[Devlog 2] Notes that think and link

[Devlog 2] Notes that think and link
What's new: A powerful AI note linking engine and UX improvements.

I've been using Nabu for a few months now, but naive link prediction is painful.

I recall jotting down something about the Bernoulli principle without mentioning "Bernoulli," and naturally, the suggestion engine drew a blank even though I had the note. This was particularly annoying since the whole point of this app is to uncover implicit connections.

My initial approach avoided machine learning, relying instead on a simple search-based method, but it's clear that root or inflection-based matching just won't cut it for nuanced, semantically related but lexically distinct notes.

Throwing AI at the Problem

Don't get excited, business bros, not LLMs.

The challenge is moving from basic keyword matching to actual contextual understanding – in other words, knowing if a link exists and, crucially, pinpointing which words or phrases should be linked, similar to hyperlinks on Wikipedia pages.

Link prediction in graph machine learning is most simply formulated as a binary classification problem (link or no link), and introducing edge features to make it multi-class, as we need a phrase, not just yes or no, is a lot of effort.
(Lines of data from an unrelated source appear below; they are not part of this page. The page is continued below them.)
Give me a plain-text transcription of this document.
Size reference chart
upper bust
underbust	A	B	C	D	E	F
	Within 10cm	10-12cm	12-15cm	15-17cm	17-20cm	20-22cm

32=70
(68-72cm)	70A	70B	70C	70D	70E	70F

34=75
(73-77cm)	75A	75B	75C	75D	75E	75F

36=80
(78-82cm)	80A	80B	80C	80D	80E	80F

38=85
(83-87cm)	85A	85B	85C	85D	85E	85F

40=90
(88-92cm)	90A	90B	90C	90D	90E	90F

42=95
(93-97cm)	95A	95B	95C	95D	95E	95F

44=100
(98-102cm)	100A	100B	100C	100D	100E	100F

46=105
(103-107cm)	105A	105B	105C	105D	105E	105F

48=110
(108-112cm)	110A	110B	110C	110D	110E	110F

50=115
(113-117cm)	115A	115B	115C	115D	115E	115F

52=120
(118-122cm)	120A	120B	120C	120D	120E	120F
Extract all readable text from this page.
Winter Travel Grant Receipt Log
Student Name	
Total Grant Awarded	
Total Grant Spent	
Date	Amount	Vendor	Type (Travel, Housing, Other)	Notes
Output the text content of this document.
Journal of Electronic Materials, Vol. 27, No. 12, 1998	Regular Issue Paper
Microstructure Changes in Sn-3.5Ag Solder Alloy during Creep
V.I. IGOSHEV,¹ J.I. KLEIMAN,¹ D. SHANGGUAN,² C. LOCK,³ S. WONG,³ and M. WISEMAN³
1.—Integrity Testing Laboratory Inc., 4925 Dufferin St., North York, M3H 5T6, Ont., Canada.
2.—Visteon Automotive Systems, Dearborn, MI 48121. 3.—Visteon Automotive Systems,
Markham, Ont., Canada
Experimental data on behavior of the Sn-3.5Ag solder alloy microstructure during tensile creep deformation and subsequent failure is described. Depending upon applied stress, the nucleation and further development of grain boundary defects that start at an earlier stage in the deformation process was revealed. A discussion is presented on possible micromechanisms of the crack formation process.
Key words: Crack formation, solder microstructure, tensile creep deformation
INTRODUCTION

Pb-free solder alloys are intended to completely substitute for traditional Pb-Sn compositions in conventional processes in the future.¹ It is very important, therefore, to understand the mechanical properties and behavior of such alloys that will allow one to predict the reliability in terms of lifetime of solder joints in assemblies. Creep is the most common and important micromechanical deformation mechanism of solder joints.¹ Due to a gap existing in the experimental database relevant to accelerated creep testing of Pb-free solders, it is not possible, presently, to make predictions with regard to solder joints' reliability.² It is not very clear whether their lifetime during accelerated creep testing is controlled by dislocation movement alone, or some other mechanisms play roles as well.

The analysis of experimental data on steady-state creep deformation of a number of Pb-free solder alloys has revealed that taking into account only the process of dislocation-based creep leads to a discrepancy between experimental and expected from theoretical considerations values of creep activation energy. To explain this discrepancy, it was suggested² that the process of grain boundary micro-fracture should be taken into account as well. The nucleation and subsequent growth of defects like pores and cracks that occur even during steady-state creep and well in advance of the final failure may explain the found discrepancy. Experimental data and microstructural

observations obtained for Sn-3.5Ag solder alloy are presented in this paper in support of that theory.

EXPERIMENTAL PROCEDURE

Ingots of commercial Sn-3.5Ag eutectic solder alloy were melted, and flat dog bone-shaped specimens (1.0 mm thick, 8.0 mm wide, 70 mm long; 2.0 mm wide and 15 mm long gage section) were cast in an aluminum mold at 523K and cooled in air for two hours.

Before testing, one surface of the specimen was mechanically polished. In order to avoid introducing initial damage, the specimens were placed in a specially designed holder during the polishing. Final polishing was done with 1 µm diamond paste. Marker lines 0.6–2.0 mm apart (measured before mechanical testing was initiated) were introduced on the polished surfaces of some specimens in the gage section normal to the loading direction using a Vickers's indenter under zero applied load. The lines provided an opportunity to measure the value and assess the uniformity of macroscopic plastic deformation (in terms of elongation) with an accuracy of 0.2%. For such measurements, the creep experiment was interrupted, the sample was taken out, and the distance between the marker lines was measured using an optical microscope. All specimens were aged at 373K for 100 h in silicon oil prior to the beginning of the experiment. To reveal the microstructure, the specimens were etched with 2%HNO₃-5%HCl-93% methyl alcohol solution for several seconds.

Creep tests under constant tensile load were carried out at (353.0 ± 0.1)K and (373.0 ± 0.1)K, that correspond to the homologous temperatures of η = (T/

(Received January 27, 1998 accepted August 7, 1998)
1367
A more straightforward supervised contrastive learning approach should suffice.

I sense this (and anything graph-related) is going to be a nightmare to scale, but just to get started, here's how I've framed the problem:

Source and Target Encoding: BERT encodes each chunk of the source document (input_X_chunk) and the potential target note (input_X_linkdoc)BERT.

Anchor Phrase: The target anchor phrase is also encoded as a padded BERT representation to help the model understand specific words or phrases worth linking to - this can be an empty string if no anchor exists.

Negative Examples: To improve precision, I'm generating negative examples. This will help the model avoid spurious link suggestions that aren't useful.

I wrote a web crawler Python script to scrape Wikipedia and populate the dataset. It grabs a tags from source documents, using the href attribute as the destination and the inner text as the anchor phrase.

Results

Initial results have been promising but not flawless. The training curves look odd, and there's a noticeable gap between validation accuracy and validation loss. This could suggest some generalisation issues or a need for hyperparameter tuning – but it's too early to tell.

Validation metrics measure the model's performance on unseen data (sometimes called the testing set) that we check against during training. To illustrate, my current best model has a validation accuracy of 96%, meaning the model will correctly predict the anchor phrase 96% of the time on unseen chunks and destination documents. The validation loss, however, is 13%, meaning that when it's wrong, it is quite wrong. I had a professor who described validation loss as the model not capturing or 'losing' information in the testing data.

UI Improvements

In other news, I've made a few UX updates.

  • Suggestions Panel: Instead of cluttering the inline text, link suggestions now appear in a side panel, keeping the main note interface cleaner. This will also simplify conflict resolution when introducing collaborative editing with CRDTs.
  • Templating: Users can now create and apply templates, which facilitate note creation with predefined structures (e.g., book notes and daily logs).
  • Image Support: Nabu now supports inline images.
  • Vite for Build Optimisation: Migrated to Vite for faster and smaller builds and a snappier dev environment.

Next Steps

  • Fine-tune the model to improve loss and reduce false positives. I imagine suggested links to nonsense would quickly become annoying.
  • Build out infrastructure to
    • Support the new ML backend.
    • Reduce elastic search crashes.